3月6日(土) 「財布が神隠し」 早朝は大雨、のちくもりときどき雨

竹富町の民俗芸能発表会を見るため、石垣に行く。毎年、町内の島が持ち回りで会場になるのだが、今年は町制施行55周年。各島の中継地である石垣島の市民会館で特別に開催されるのだ。

石垣に行くときは忘れずにしなくてはならないことがある。島の物価は高いので、食料品や日用雑貨を買いだめするのだ。今回は特に、手に入れなくてはいけないものがいろいろあり、買い物リストまで用意してあった。

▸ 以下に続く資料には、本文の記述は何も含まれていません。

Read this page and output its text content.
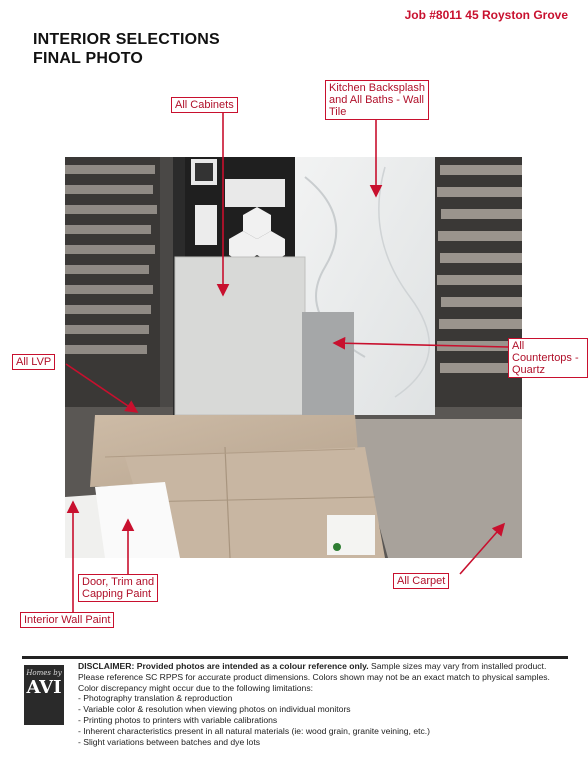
Job #8011 45 Royston Grove
INTERIOR SELECTIONS
FINAL PHOTO
All Cabinets
Kitchen Backsplash
and All Baths - Wall
Tile
All Countertops -
Quartz
All LVP
Door, Trim and
Capping Paint
All Carpet
Interior Wall Paint
Homes by
AVI
DISCLAIMER: Provided photos are intended as a colour reference only. Sample sizes may vary from installed product. Please reference SC RPPS for accurate product dimensions. Colors shown may not be an exact match to physical samples. Color discrepancy might occur due to the following limitations:
- Photography translation & reproduction
- Variable color & resolution when viewing photos on individual monitors
- Printing photos to printers with variable calibrations
- Inherent characteristics present in all natural materials (ie: wood grain, granite veining, etc.)
- Slight variations between batches and dye lots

離島桟橋裏のショップで自転車を借り、前を通る国道390号線を走る。車の交通量は多いが、広い歩道にはほとんどだれも歩いていない。スイスイと15分ほど走ると、最初の目的地、泡盛専門店に着いた。クース(*1)の値段をチェックしたあと、2軒隣の100円ショップに行く。ゴム手袋、保存容器などの雑貨をカゴ2つに入れ、レジに並ぶと、
「3990円です」
と店員さんがいった。

ちょっと買いすぎかな、と感じながらバッグに手を突っ込み、手探りで財布を探す。ところが、ない。財布って探すときにすぐ出てこないんだよなぁと思いながら、今度はバッグの中をじっと観察する。やはり見あたらない。「うそ!?」と信じられない思いで、最後はバッグの中身をひとつずつ台の上に出す。しかし財布は最後まで出てこなかった。
「あとでお金を払いに来ますから、取って置いてもらえますか?」
 事情を説明し、店を出た。

 きっとどこかに忘れたのだろう。泡盛屋か貸し自転車屋にあるに違いない。無理矢理そう思い込むようにし、来た道を戻る。でも、お店にも道路にも財布はなかった。

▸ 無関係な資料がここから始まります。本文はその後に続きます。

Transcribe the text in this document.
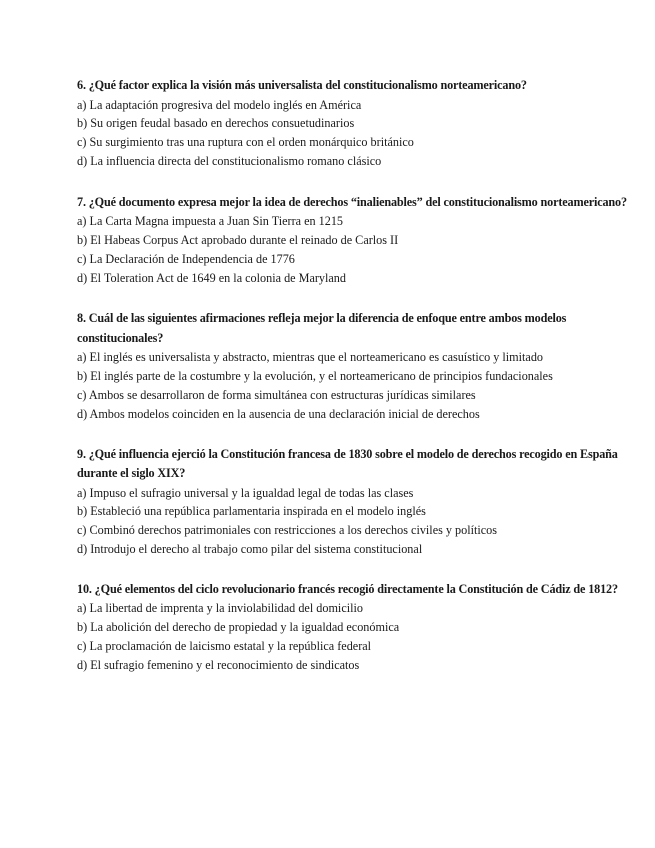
6. ¿Qué factor explica la visión más universalista del constitucionalismo norteamericano?

a) La adaptación progresiva del modelo inglés en América

b) Su origen feudal basado en derechos consuetudinarios

c) Su surgimiento tras una ruptura con el orden monárquico británico

d) La influencia directa del constitucionalismo romano clásico

7. ¿Qué documento expresa mejor la idea de derechos “inalienables” del constitucionalismo norteamericano?

a) La Carta Magna impuesta a Juan Sin Tierra en 1215

b) El Habeas Corpus Act aprobado durante el reinado de Carlos II

c) La Declaración de Independencia de 1776

d) El Toleration Act de 1649 en la colonia de Maryland

8. Cuál de las siguientes afirmaciones refleja mejor la diferencia de enfoque entre ambos modelos constitucionales?

a) El inglés es universalista y abstracto, mientras que el norteamericano es casuístico y limitado

b) El inglés parte de la costumbre y la evolución, y el norteamericano de principios fundacionales

c) Ambos se desarrollaron de forma simultánea con estructuras jurídicas similares

d) Ambos modelos coinciden en la ausencia de una declaración inicial de derechos

9. ¿Qué influencia ejerció la Constitución francesa de 1830 sobre el modelo de derechos recogido en España durante el siglo XIX?

a) Impuso el sufragio universal y la igualdad legal de todas las clases

b) Estableció una república parlamentaria inspirada en el modelo inglés

c) Combinó derechos patrimoniales con restricciones a los derechos civiles y políticos

d) Introdujo el derecho al trabajo como pilar del sistema constitucional

10. ¿Qué elementos del ciclo revolucionario francés recogió directamente la Constitución de Cádiz de 1812?

a) La libertad de imprenta y la inviolabilidad del domicilio

b) La abolición del derecho de propiedad y la igualdad económica

c) La proclamación de laicismo estatal y la república federal

d) El sufragio femenino y el reconocimiento de sindicatos
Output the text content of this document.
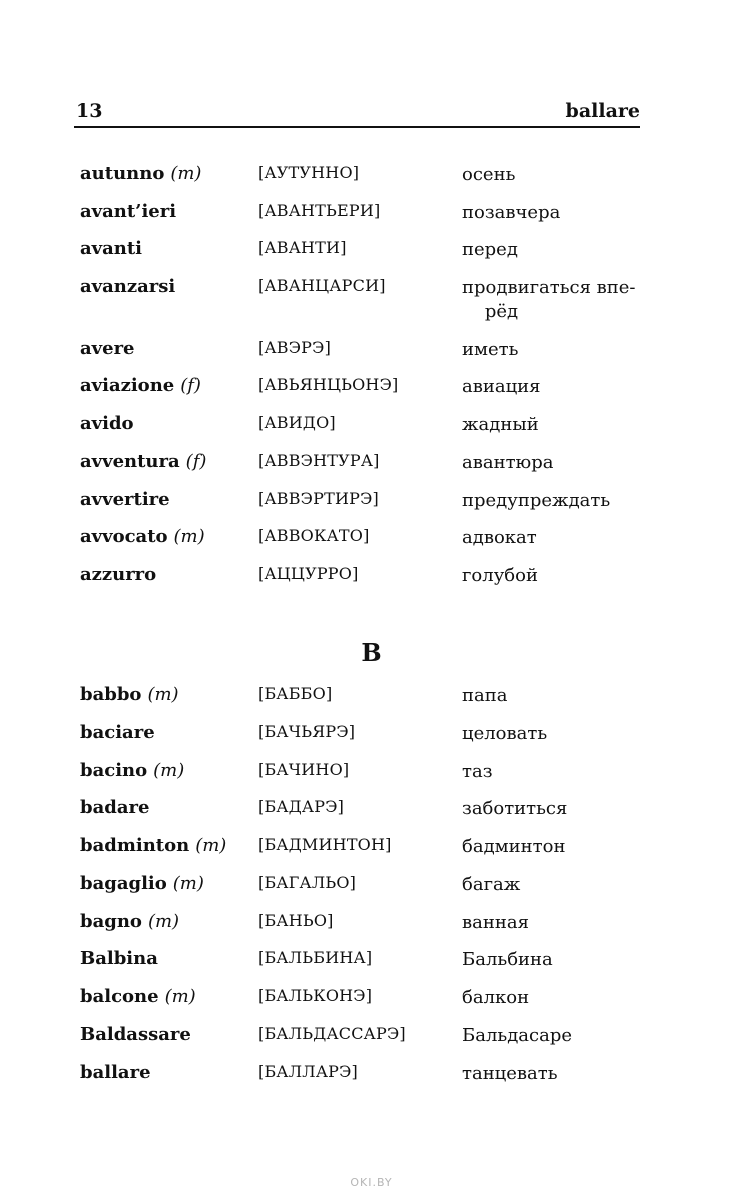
13	ballare
autunno (m)	[АУТУННО]	осень
avant’ieri	[АВАНТЬЕРИ]	позавчера
avanti	[АВАНТИ]	перед
avanzarsi	[АВАНЦАРСИ]	продвигаться впе-    рёд
avere	[АВЭРЭ]	иметь
aviazione (f)	[АВЬЯНЦЬОНЭ]	авиация
avido	[АВИДО]	жадный
avventura (f)	[АВВЭНТУРА]	авантюра
avvertire	[АВВЭРТИРЭ]	предупреждать
avvocato (m)	[АВВОКАТО]	адвокат
azzurro	[АЦЦУРРО]	голубой
B
babbo (m)	[БАББО]	папа
baciare	[БАЧЬЯРЭ]	целовать
bacino (m)	[БАЧИНО]	таз
badare	[БАДАРЭ]	заботиться
badminton (m) [БАДМИНТОН]	бадминтон
bagaglio (m)	[БАГАЛЬО]	багаж
bagno (m)	[БАНЬО]	ванная
Balbina	[БАЛЬБИНА]	Бальбина
balcone (m)	[БАЛЬКОНЭ]	балкон
Baldassare	[БАЛЬДАССАРЭ]	Бальдасаре
ballare	[БАЛЛАРЭ]	танцевать
OKI.BY
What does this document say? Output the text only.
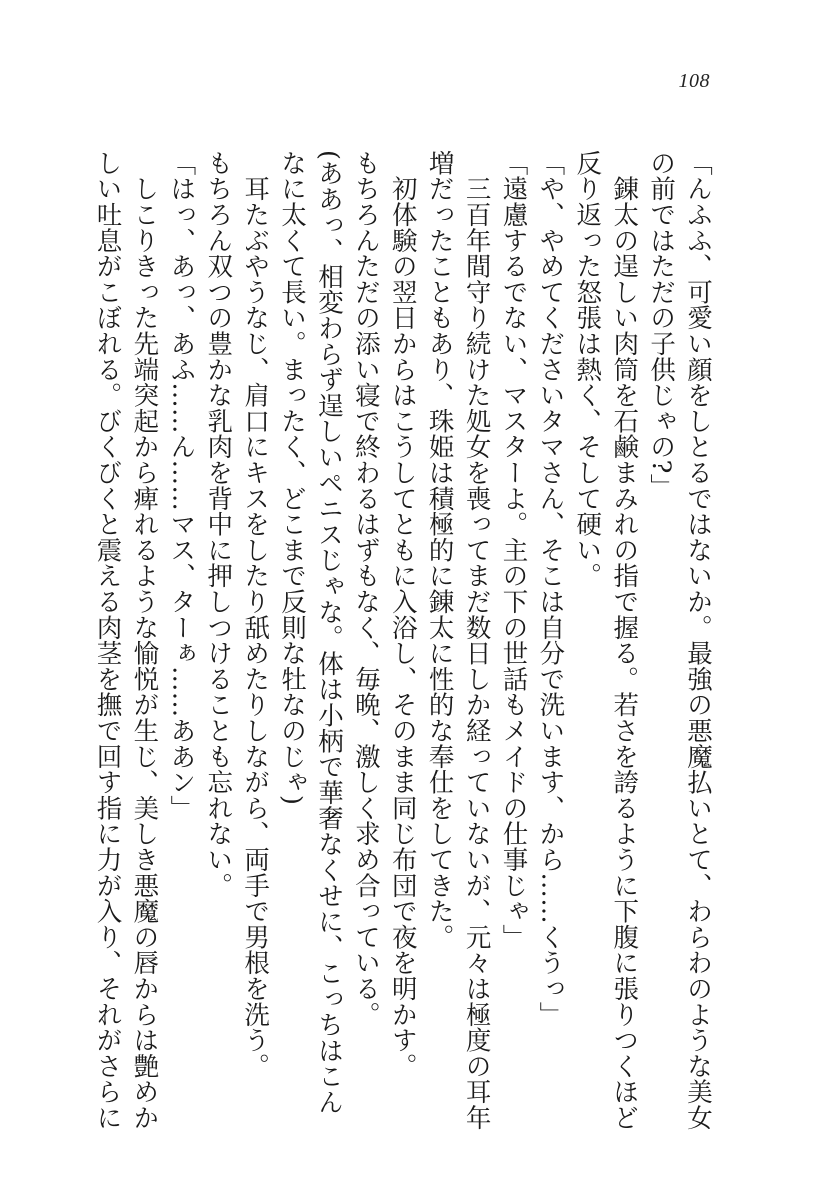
108
「んふふ、可愛い顔をしとるではないか。最強の悪魔払いとて、わらわのような美女
の前ではただの子供じゃの?」
　錬太の逞しい肉筒を石鹸まみれの指で握る。若さを誇るように下腹に張りつくほど
反り返った怒張は熱く、そして硬い。
「や、やめてくださいタマさん、そこは自分で洗います、から……くうっ」
「遠慮するでない、マスターよ。主の下の世話もメイドの仕事じゃ」
　三百年間守り続けた処女を喪ってまだ数日しか経っていないが、元々は極度の耳年
増だったこともあり、珠姫は積極的に錬太に性的な奉仕をしてきた。
　初体験の翌日からはこうしてともに入浴し、そのまま同じ布団で夜を明かす。
もちろんただの添い寝で終わるはずもなく、毎晩、激しく求め合っている。
(ああっ、相変わらず逞しいペニスじゃな。体は小柄で華奢なくせに、こっちはこん
なに太くて長い。まったく、どこまで反則な牡なのじゃ)
　耳たぶやうなじ、肩口にキスをしたり舐めたりしながら、両手で男根を洗う。
もちろん双つの豊かな乳肉を背中に押しつけることも忘れない。
「はっ、あっ、あふ……ん……マス、ターぁ……ああン」
　しこりきった先端突起から痺れるような愉悦が生じ、美しき悪魔の唇からは艶めか
しい吐息がこぼれる。びくびくと震える肉茎を撫で回す指に力が入り、それがさらに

 貸し自転車屋で「身分証明書を」といわれ、財布から免許証を出した。それが財布を見た最後だった。100円ショップでお金を払おうとしたのが約1時間後。その間通ったのは国道390号線だけだ。人混みにいたわけでも、なん度も財布を出し入れしているうちになくなったわけでもない。考えられるのは自転車のカゴに入れたバッグの中から、なにかのはずみで落ちたということ。しかしそれなら気がつきそうなものだ。

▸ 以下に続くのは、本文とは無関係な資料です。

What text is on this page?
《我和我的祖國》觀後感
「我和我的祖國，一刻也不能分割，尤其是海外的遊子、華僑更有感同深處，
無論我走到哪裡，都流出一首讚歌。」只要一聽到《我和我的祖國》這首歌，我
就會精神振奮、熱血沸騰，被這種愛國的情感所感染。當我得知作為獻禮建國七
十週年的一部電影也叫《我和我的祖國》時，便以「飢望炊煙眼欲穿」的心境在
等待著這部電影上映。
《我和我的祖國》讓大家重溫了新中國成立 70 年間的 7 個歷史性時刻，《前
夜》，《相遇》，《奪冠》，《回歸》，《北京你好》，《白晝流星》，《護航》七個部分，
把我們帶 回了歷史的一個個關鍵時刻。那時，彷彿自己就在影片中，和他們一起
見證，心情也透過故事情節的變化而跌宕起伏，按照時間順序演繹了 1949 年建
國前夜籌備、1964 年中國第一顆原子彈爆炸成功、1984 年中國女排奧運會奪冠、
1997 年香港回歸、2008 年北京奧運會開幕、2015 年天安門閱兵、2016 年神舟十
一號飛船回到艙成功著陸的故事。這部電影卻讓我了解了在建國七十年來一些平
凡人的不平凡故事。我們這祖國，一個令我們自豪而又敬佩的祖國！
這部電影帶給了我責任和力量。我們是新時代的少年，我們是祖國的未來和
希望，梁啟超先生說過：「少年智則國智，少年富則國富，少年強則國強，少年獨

 国道390号線を2往復したが、財布は見つからなかった。
「本当に、財布をなくしたのだ」
そう自覚したとき、はじめて呆然とした。自分の身に起きたことだとは信じられなかった。現金とフェリーの回数券の金額をあわせると、損害は6万円ほど。家賃3カ月分だ。考えただけでも寝込みそうになる。そのほか免許証に国民健康保険証、クレジットカードに郵便局のキャッシュカードなどなど、あらゆる貴重品を一気になくしていた。

「神隠しかなぁ」
 財布が神隠しにあったとしか考えられなかった。しかも、なぜか出てこない予感がする。
「普段の行いがそんなに悪いのか? 最近、少し調子に乗りすぎていたのか?」
 あれこれ考えてみるが、なぜこうなったかは思い当たらない。

 警察に紛失届けを出しに行って、改めて気づいた。お金もクレジットカードもない、フェリーの回数券もないとなると、買い物どころか家に帰ることすらできないではないか。しかし困り果てている私に向かい、おまわりさんはこういった。
「前にもそういう人がいたけど、サラ金でお金借りて帰りましたよ」

 幸い、民俗芸能発表会に出るために、地元の人たちも石垣に来ている。財布とは別に持っていたチケットは無事だったので、発表会を見に行き、知り合いからお金を借りれないだろうか。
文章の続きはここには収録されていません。